Mazor Robotics, Ltd. recently announced that it has received the CE Mark, allowing it to market SpineAssist, its robotic spinal surgical system, in Europe for brain surgeries and treatments to minimize the symptoms of Parkinson's disease.
To date, SpineAssist has been used in more than 2,000 surgeries worldwide, and has placed tens of thousands of implants in patients. The company feels their system’s accuracy contributes to significantly lower complication rates, such as neurological defects, when compared to free-hand procedures. To this point, none of the implants placed by SpineAssist have resulted in permanent nerve damage in patients.

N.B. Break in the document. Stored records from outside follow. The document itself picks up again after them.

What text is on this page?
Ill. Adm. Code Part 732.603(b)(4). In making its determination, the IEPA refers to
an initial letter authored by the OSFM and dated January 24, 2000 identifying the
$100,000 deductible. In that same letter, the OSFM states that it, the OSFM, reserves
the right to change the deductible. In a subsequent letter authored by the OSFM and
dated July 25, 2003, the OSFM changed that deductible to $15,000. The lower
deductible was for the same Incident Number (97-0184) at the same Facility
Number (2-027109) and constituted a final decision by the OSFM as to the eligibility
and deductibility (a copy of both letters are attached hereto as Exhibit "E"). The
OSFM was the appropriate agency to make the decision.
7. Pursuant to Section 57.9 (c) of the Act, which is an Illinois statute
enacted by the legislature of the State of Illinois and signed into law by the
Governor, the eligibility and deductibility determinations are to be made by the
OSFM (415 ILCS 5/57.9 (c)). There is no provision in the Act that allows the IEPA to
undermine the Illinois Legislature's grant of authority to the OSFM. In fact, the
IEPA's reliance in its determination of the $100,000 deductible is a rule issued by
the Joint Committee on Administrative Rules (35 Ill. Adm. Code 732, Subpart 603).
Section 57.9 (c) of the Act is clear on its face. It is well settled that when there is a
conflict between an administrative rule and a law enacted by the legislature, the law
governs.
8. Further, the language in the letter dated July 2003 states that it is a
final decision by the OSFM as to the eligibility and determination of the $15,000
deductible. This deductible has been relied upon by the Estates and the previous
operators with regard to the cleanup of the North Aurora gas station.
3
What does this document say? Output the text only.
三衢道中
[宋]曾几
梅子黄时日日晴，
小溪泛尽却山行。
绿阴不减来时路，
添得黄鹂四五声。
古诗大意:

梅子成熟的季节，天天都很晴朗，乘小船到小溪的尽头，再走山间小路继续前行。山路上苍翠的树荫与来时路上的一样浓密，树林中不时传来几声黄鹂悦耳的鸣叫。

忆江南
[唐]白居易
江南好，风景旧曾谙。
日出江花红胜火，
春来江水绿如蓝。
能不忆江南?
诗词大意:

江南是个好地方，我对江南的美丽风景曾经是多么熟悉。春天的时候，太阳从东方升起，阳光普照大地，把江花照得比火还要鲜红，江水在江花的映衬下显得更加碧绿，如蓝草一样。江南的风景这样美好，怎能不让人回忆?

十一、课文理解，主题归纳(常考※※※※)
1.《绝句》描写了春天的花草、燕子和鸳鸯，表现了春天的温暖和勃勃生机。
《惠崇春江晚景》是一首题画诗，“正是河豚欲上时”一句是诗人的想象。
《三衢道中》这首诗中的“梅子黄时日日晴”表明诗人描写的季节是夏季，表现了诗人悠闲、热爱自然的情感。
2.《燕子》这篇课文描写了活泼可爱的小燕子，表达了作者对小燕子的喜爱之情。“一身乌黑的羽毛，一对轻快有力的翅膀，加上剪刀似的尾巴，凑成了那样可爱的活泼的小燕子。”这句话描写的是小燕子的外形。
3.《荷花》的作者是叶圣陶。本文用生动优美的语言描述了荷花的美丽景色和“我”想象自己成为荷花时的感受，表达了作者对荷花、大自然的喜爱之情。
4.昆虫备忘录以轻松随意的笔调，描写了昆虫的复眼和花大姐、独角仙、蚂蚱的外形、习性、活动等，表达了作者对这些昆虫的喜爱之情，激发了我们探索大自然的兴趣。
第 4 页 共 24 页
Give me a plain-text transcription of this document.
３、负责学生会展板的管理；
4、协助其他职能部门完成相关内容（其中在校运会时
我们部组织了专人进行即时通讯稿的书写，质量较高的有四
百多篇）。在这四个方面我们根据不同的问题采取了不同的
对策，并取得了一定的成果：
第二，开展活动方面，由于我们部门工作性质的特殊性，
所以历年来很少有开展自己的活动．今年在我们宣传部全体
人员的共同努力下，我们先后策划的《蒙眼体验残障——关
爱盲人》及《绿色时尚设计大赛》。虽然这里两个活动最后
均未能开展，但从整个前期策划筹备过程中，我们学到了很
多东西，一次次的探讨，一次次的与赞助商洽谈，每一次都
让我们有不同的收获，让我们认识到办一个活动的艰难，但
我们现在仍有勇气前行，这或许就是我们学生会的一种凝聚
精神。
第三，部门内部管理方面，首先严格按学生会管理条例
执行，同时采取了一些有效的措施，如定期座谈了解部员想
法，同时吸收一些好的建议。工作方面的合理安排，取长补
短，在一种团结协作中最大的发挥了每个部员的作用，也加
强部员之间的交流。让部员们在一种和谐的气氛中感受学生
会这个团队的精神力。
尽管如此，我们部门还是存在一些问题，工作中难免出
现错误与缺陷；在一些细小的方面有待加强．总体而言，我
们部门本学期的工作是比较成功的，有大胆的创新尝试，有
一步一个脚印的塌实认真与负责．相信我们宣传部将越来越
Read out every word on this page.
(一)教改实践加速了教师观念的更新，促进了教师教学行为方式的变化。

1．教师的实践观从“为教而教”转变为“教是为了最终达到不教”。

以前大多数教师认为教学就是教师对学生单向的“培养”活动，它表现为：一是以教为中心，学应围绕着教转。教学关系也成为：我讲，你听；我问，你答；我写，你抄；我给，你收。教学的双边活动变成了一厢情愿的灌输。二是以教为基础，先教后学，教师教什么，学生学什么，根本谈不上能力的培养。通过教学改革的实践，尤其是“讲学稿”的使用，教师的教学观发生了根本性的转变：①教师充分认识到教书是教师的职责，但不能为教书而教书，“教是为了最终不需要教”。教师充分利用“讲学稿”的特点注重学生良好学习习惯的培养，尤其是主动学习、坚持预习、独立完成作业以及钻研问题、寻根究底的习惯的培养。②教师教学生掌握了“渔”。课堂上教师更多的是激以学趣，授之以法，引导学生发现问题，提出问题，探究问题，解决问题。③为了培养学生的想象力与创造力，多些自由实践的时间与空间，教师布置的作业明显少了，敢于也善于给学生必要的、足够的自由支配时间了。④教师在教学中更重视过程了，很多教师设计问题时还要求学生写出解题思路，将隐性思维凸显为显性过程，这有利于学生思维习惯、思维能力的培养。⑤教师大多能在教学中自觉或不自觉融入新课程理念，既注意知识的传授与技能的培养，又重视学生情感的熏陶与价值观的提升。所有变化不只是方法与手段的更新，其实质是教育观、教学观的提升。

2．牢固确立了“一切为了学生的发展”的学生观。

Six months ago, Mazor successfully completed a series of complex trials at Hadassah Medical Center in Jerusalem, proving the system to be consistently accurate in performing brain surgery. The trials were carried out under the supervision of the hospital's neurosurgery department, and they exceeded the goals initially set by the research team. Having received the CE mark, over the next few months Mazor intends to begin using the system for surgeries performed on humans in both Israel, at Hadassah Medical Center, and in Germany.
Mazor has also applied with the US Food and Drug Administration to receive clearance to use SpineAssist in brain surgeries in the U.S. In November 2009, the company signed a distribution agreement with Alpha Omega, Ltd. for marketing and distribution of Mazor's SpineAssist system for Deep Brain Stimulation (DBS) to hospitals in North America.